Report Summary

Title: Joint Audit of the Department of Defense and the Department of Veterans Affairs Efforts to Achieve Electronic Health Record System Interoperability
Report Number: 18-04227-91 Download
Report
Issue Date: 5/5/2022
City/State:
VA Office: Office of the Secretary
Report Author: Office of Special Reviews
Report Type: Special Review
Release Type: Unrestricted
Summary:

This joint audit led by the DoD OIG examined actions taken by the DoD and VA regarding the Cerner Millennium electronic health record (EHR) system being deployed throughout VA and DoD. The audit assessed internal controls and compliance with legal requirements, as well as actions by DoD, VA, and their joint Federal Electronic Health Record Modernization (FEHRM) Program Office to help ensure that health care providers serving veterans can access a patient’s complete EHR. The audit focused on whether those actions would achieve interoperability between DoD, VA, and external health care providers.

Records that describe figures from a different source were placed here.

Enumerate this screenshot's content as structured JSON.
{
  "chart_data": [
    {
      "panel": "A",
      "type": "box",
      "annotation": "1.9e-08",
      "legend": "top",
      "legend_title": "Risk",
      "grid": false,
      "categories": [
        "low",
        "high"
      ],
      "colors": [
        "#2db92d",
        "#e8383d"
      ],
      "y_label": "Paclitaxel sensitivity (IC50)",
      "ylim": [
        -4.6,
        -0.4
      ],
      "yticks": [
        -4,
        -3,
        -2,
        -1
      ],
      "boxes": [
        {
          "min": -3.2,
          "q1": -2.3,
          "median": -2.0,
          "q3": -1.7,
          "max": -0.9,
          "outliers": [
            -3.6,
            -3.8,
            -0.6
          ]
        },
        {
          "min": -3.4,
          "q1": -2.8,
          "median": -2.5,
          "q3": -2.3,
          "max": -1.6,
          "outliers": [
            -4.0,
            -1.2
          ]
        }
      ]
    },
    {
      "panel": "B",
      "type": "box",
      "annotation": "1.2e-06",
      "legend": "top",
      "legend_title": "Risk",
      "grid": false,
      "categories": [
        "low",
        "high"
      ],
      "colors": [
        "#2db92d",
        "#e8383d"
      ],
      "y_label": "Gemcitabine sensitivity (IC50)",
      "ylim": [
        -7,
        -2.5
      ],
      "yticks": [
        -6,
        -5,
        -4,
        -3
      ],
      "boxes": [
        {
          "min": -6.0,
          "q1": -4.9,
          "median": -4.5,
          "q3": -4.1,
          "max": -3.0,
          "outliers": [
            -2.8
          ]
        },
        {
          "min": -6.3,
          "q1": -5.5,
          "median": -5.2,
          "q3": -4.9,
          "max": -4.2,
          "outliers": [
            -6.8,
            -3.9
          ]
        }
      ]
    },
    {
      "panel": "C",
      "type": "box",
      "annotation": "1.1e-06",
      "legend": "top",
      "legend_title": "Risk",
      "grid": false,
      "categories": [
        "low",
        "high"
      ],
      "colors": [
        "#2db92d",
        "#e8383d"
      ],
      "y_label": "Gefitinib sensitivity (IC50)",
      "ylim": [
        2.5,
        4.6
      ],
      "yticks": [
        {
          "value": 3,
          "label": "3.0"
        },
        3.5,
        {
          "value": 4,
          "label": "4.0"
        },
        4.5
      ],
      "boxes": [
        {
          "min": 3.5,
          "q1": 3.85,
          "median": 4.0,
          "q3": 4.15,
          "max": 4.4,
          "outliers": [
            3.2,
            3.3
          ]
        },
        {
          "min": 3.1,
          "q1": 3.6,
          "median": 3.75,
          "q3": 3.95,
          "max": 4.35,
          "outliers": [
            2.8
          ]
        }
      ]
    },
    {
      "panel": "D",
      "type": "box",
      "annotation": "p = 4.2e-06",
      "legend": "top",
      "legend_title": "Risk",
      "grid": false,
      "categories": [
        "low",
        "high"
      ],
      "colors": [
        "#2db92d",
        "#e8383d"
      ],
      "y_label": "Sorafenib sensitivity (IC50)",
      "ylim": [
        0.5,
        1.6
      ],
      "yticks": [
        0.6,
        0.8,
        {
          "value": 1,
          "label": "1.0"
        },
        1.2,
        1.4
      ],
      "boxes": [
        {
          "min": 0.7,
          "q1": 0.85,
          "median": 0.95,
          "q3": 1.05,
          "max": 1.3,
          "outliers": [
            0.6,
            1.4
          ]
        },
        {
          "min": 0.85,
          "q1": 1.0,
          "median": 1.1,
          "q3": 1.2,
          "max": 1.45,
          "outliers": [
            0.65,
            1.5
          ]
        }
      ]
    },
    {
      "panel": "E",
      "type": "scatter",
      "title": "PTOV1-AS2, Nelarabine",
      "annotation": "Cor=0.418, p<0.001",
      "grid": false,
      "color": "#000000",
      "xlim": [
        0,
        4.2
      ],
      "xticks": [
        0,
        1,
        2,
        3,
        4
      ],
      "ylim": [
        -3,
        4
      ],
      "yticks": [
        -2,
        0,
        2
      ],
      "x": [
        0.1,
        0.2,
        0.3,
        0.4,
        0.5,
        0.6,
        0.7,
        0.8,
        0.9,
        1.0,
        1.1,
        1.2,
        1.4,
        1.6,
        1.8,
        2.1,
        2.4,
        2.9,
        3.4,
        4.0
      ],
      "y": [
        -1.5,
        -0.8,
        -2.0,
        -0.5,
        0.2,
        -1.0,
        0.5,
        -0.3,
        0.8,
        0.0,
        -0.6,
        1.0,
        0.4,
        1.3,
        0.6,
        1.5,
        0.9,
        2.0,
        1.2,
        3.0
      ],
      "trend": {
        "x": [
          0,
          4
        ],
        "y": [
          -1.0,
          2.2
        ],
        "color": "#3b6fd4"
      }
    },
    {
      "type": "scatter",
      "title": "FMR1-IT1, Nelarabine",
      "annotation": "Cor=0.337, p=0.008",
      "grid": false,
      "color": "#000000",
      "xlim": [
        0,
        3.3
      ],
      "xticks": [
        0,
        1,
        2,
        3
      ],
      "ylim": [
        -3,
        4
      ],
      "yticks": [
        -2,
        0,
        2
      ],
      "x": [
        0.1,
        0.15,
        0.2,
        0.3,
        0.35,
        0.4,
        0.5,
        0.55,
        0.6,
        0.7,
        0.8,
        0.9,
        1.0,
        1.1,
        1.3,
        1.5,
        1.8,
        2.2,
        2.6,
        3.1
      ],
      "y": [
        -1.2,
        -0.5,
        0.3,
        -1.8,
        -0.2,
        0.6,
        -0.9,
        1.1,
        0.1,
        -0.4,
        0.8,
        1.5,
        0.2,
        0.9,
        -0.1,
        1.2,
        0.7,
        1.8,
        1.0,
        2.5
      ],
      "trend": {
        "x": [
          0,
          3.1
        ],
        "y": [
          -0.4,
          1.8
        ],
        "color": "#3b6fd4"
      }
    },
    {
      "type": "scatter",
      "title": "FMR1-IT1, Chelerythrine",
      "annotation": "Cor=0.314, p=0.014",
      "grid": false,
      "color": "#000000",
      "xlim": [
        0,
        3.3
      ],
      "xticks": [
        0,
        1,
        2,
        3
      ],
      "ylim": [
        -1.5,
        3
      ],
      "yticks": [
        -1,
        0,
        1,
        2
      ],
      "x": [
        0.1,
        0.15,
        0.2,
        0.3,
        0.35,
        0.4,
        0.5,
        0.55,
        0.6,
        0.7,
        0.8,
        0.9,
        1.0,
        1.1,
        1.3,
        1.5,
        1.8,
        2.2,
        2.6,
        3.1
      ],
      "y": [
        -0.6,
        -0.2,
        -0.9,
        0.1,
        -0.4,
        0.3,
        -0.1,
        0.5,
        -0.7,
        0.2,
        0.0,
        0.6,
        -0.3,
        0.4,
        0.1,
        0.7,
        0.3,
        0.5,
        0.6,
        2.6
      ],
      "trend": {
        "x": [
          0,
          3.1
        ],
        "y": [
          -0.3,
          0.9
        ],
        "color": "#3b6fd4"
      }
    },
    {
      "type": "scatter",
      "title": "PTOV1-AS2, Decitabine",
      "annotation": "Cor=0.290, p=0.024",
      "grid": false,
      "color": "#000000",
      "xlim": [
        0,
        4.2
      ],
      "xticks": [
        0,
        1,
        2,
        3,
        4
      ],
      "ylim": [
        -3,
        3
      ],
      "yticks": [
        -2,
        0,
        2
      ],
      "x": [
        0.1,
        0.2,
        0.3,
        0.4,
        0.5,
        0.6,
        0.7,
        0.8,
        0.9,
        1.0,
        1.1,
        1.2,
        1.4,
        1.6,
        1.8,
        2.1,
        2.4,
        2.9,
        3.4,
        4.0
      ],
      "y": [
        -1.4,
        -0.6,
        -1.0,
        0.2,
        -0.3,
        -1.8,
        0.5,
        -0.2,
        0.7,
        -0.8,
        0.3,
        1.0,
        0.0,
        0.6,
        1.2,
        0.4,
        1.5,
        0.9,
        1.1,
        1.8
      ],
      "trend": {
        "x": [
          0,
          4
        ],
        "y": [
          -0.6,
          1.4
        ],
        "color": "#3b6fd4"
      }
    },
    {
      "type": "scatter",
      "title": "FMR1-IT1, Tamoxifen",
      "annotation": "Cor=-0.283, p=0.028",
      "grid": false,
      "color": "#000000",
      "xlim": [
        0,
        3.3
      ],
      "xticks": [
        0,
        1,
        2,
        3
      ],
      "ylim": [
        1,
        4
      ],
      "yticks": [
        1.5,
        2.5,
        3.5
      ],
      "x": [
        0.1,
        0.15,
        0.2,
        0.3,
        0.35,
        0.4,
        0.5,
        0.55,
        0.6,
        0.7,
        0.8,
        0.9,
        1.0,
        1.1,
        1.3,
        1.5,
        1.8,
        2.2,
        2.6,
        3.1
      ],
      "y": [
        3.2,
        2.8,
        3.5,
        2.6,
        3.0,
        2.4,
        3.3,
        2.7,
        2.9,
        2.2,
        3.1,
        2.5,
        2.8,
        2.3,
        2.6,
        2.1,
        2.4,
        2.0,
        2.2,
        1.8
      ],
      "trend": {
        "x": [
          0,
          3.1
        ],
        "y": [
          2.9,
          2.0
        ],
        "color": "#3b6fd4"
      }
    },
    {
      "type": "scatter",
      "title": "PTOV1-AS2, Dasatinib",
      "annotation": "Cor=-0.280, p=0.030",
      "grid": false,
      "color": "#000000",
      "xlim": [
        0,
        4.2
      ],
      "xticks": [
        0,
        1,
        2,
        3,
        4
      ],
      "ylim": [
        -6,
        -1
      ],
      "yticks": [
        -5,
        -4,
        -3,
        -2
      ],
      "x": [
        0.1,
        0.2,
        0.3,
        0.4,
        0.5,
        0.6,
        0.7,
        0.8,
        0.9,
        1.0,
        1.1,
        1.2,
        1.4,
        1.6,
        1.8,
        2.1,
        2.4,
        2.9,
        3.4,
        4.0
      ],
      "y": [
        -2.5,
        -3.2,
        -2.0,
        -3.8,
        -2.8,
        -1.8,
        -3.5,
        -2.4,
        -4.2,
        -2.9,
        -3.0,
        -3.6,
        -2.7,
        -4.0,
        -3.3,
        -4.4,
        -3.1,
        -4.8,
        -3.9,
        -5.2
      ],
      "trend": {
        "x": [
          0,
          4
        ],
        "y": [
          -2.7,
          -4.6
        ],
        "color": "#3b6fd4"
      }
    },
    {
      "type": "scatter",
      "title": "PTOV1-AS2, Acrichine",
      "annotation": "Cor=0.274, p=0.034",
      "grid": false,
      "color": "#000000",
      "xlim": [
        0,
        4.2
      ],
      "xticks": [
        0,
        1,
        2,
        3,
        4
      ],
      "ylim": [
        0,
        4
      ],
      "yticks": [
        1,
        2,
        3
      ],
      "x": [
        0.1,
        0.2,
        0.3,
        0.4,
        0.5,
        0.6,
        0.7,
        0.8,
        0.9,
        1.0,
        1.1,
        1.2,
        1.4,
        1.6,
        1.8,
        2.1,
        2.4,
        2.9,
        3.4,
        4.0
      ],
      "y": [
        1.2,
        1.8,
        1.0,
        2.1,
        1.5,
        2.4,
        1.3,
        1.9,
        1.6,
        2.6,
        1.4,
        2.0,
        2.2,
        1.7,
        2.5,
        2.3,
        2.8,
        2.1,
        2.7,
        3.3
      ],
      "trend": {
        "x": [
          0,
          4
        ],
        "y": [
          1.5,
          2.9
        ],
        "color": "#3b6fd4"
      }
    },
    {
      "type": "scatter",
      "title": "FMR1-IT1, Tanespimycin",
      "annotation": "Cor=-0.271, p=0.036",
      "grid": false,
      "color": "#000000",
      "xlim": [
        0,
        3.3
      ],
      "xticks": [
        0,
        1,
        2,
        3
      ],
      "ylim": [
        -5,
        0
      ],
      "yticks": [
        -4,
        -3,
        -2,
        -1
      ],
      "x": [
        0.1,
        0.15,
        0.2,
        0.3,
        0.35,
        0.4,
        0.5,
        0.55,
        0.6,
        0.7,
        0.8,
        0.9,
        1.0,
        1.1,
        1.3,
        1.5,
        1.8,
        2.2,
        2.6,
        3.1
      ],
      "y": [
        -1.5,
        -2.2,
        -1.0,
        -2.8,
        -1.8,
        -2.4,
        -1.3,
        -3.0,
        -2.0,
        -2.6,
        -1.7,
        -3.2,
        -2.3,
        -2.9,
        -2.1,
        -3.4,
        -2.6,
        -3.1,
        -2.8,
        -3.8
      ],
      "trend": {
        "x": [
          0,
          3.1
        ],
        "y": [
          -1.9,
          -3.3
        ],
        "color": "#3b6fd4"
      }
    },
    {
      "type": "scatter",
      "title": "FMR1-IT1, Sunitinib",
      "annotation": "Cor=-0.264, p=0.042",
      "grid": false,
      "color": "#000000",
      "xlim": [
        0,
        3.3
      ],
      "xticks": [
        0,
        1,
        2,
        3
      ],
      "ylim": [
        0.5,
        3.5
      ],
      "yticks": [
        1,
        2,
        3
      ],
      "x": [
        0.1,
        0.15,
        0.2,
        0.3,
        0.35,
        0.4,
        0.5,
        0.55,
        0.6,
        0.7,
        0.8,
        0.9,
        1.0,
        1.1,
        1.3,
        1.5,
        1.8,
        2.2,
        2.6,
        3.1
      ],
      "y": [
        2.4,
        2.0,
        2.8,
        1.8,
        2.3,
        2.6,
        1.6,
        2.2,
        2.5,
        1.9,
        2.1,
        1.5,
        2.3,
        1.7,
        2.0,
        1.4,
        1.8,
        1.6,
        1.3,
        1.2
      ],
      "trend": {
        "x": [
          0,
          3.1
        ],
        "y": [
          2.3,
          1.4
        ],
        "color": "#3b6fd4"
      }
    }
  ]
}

The joint audit found that DoD and VA took some actions to achieve system interoperability, but there are remaining challenges. DoD and VA did not consistently migrate information from legacy systems into Cerner Millennium to create a single, complete patient EHR; develop interfaces from all medical devices to the system; or ensure users were granted access to Cerner Millennium only for information needed for their duties. A contributing factor for these deficiencies was that the FEHRM Program Office did not develop a clear plan to achieve full interoperability or actively manage the program’s success.

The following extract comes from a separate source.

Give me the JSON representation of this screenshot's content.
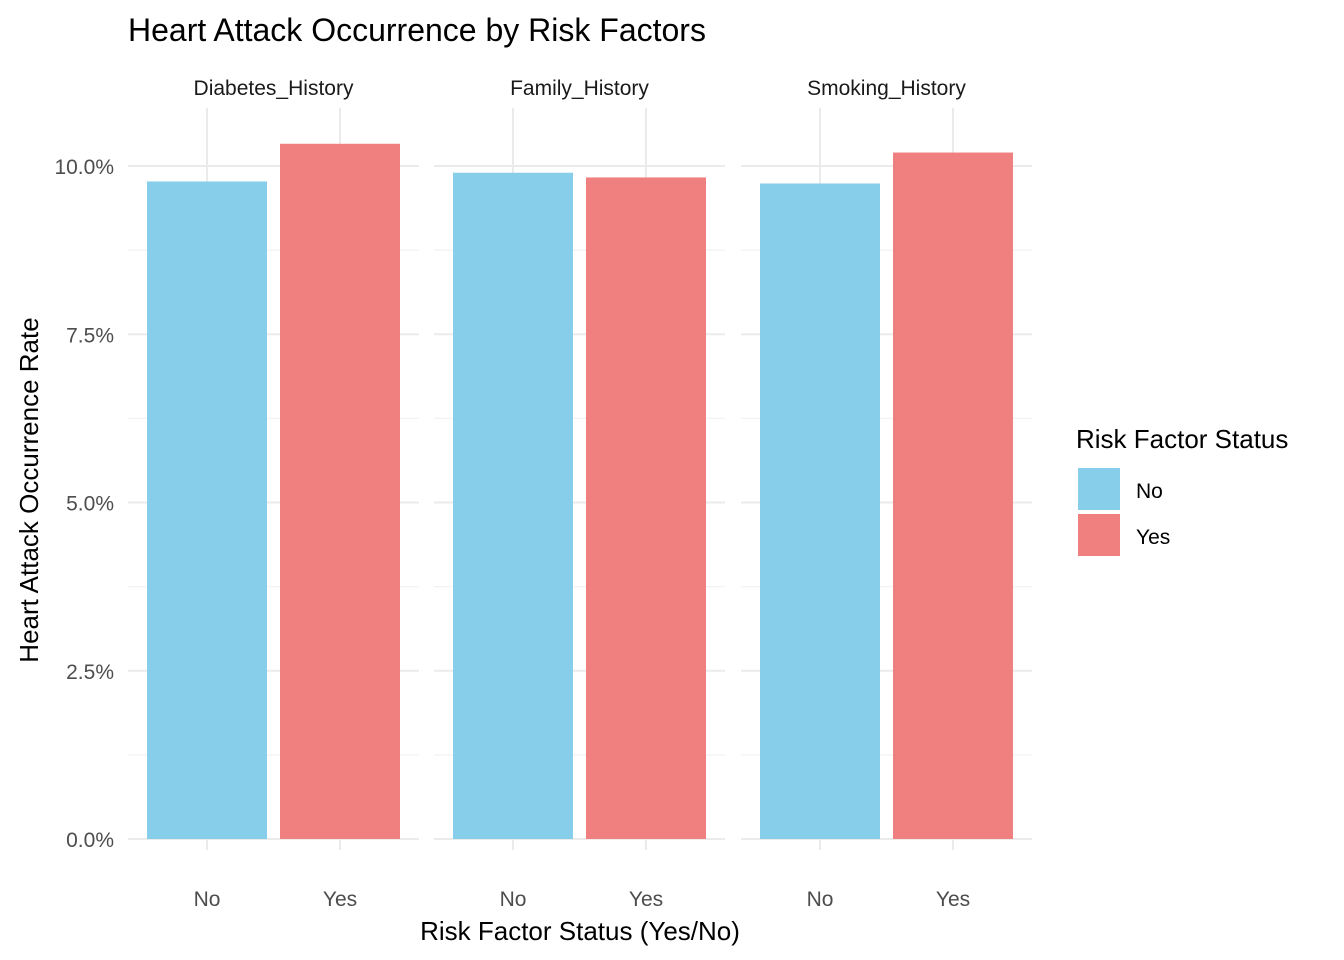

The audit report recommends that DoD and VA review FEHRM’s actions and direct the program office to comply with its charter and applicable laws. The FEHRM should also coordinate with DoD and VA on implementing recommendations that include (1) determining the type of health care information that constitutes a complete EHR; (2) implementing a plan for accurately migrating legacy health care information; (3) create medical device interfaces to directly transfer health care information to Cerner Millennium; and (4) implementing a plan to modify system user roles to ensure their access is restricted to only information needed to perform their duties.